Kleinere Firmenkunden müssen ihre Bankgeschäfte schon ab Ende September telefonisch erledigen / Auch Arbeitsplätze fallen weg

Bernd Hops

Berlin - Die Berliner Sparkasse baut ihr Firmenkundengeschäft schneller um als geplant. Schon Ende September sollen 24000 kleinere Kunden ihre üblichen Bankgeschäfte direkt telefonisch erledigen und nicht mehr in den Kundencentern. Eigentlich sollte die Umstellung auf die „Business Line“ erst Ende Oktober erfolgen.

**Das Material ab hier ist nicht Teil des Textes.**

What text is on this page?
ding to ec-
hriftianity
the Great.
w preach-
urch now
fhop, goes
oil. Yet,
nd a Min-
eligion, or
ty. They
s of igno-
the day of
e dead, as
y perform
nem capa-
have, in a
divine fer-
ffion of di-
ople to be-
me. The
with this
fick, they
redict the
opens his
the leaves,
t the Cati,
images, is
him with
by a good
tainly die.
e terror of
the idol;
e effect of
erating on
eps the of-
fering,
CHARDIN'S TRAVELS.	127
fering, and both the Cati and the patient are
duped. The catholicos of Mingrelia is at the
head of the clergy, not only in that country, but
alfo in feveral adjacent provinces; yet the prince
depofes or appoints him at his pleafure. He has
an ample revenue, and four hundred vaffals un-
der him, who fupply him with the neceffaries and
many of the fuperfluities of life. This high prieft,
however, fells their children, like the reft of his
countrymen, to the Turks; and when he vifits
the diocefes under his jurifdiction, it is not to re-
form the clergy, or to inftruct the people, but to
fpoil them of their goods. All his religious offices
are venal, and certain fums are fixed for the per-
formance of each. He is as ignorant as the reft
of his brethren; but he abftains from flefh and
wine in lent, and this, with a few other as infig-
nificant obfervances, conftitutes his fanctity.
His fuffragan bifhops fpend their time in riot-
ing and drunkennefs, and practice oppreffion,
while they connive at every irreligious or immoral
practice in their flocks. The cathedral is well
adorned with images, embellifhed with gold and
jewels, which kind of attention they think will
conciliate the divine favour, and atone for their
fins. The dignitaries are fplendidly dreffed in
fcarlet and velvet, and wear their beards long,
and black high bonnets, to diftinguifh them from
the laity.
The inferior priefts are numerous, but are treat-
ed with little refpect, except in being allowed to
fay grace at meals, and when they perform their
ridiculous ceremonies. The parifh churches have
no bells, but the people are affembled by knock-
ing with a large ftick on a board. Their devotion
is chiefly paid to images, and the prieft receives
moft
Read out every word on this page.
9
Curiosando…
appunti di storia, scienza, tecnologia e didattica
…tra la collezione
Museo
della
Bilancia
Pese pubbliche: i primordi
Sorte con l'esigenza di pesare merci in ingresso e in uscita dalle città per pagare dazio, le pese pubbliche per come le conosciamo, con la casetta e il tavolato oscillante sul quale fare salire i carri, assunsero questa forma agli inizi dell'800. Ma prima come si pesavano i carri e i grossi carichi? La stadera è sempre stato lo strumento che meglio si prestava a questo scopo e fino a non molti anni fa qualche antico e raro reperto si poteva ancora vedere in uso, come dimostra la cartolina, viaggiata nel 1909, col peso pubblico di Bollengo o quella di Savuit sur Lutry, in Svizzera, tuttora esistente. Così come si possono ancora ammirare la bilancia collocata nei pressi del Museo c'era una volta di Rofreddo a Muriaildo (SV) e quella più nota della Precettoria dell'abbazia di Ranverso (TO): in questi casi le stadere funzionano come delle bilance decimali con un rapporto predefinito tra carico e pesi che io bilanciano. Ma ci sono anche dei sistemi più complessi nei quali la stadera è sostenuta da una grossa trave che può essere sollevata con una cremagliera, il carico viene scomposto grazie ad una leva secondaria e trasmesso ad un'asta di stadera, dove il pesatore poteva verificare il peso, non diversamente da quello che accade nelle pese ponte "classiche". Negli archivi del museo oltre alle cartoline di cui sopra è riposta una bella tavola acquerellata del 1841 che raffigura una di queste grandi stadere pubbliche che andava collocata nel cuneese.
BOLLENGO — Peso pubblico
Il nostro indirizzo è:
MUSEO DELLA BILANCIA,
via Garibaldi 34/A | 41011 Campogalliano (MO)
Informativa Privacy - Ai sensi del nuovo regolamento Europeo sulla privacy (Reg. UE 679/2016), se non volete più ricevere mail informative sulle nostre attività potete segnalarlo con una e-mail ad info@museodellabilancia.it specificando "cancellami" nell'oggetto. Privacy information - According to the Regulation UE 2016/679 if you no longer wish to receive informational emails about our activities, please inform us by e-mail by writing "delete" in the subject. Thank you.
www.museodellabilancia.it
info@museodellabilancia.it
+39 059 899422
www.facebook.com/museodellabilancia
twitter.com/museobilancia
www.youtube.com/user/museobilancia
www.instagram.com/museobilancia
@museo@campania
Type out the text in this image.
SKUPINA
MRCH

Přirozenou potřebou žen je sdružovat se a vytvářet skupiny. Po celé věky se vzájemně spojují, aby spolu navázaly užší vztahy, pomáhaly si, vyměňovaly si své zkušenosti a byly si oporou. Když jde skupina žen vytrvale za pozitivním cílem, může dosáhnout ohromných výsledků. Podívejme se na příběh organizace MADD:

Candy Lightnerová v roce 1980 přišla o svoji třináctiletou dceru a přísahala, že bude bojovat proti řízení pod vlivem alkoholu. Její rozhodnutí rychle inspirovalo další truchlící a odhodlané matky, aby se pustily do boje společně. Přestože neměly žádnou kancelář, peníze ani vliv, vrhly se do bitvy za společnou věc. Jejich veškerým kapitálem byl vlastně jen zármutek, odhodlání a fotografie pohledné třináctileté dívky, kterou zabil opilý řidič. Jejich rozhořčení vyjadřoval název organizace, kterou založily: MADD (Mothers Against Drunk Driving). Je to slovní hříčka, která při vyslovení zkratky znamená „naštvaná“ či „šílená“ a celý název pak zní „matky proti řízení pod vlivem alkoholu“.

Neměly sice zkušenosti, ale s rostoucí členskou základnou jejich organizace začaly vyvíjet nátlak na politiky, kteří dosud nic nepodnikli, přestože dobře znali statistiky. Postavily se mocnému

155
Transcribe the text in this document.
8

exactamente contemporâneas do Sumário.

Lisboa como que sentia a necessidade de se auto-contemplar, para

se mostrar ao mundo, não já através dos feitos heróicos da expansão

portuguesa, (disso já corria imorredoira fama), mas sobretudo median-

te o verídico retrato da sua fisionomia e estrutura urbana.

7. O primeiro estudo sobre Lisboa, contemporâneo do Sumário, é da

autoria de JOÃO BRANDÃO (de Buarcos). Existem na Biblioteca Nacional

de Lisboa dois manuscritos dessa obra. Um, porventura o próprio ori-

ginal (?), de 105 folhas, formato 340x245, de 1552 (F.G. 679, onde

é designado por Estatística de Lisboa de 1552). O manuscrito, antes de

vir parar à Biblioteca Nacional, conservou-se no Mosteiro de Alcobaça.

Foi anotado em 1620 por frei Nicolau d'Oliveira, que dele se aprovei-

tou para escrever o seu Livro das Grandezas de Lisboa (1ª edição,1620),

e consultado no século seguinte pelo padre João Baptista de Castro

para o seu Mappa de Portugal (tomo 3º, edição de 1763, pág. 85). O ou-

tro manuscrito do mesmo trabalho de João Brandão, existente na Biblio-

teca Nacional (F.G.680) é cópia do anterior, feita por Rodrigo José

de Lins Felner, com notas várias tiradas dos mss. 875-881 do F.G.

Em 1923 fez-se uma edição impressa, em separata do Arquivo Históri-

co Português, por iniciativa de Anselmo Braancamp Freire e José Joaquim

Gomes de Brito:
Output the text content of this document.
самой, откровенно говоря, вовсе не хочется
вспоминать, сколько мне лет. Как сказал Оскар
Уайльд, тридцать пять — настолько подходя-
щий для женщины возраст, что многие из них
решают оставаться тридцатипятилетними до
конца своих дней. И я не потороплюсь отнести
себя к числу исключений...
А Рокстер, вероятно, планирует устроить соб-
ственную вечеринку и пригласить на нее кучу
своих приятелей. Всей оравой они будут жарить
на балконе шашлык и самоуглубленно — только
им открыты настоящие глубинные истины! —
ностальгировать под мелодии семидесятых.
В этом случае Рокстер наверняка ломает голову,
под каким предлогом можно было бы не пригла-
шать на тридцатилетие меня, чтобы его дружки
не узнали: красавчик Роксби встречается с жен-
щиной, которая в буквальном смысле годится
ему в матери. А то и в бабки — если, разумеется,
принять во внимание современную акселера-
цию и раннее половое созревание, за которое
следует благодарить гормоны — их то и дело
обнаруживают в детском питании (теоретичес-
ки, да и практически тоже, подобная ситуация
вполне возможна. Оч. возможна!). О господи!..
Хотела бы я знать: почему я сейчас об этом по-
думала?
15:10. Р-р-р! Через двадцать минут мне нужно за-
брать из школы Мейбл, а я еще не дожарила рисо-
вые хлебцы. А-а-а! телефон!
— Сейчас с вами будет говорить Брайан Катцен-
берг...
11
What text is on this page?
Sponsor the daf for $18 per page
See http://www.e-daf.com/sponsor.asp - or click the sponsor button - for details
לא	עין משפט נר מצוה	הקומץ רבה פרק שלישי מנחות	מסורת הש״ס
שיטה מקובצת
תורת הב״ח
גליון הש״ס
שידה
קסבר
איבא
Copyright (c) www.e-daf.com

Jörg Auermann, Generalbevollmächtigter der Landesbank Berlin für Firmenkunden, sagte dem Tagesspiegel, die bisherigen Erfahrungen seien gut. In den vergangenen Wochen, in denen bereits 14000 Kunden wie Kioskbesitzer oder kleine Handwerksfirmen umgestellt wurden, hätte „nur eine Hand voll“ der Sparkasse den Rücken gekehrt. Dafür seien 250 Neukunden gewonnen worden. Insgesamt erwartet Auermann durch den neuen Service einen Nettozuwachs von 1000 Kunden pro Jahr.

Der Umbau ist Teil der Restrukturierung der Bankgesellschaft Berlin, zu der die Sparkasse gehört. Dabei geht es darum, den Konzern auf die Region zu konzentrieren und profitabler zu machen. Auch hinter dem neuen Konzept für das Firmenkundengeschäft steht das Ziel einer höheren Effizienz. Von ehemals 25 Firmenkundencentern bleiben nach dem Umbau noch 13 Center übrig.

„Das ist eine erhebliche Kostenersparnis auf Dauer“, sagte Auermann. Für die Kunden liege der Vorteil darin, nicht mehr in die Filiale zu müssen, sondern alle Geschäfte per Telefon erledigen zu können.

Allerdings werden auch Arbeitsplätze wegfallen. Die genaue Zahl wollte Auermann nicht nennen. Einige Mitarbeiter würden auf andere Posten im Konzern wechseln. Und der Großteil – insgesamt 40 – werde von der Betreuung in den Firmenkundencentern zur Business Line gehen.

Dies sei auch wichtig, weil man kein Call-Center eingerichtet habe, sondern mit qualifiziertem Fachpersonal arbeite. Über eine spezielle Software sei sichergestellt, dass jeder Betreuer schnell auf die jeweiligen Kundendaten zugreifen könne. Hinter der Business Line werde außerdem eine „Service Line“ aufgebaut, die den Kundenbetreuern die reinen Verwaltungsaufgaben abnimmt.

Für 34000 Firmenkunden der Sparkasse werde sich aber nichts ändern, sagte der Generalbevollmächtigte. Unternehmen mit komplexeren Bedürfnissen würden weiter in den Centern betreut, Großkunden über die bestehenden Direktionen. Auch die Kompetenzcenter für Existenzgründer oder zur Beratung für das Auslandsgeschäft bleiben erhalten.

Der Streit um die Bezeichnung „Sparkasse“ ist von der Restrukturierung nicht betroffen. Das Bundesamt für Finanzdienstleistungsaufsicht möchte den Namen nur zulassen, wenn Gewinne im Unternehmen behalten oder gemeinnützig verwendet werden.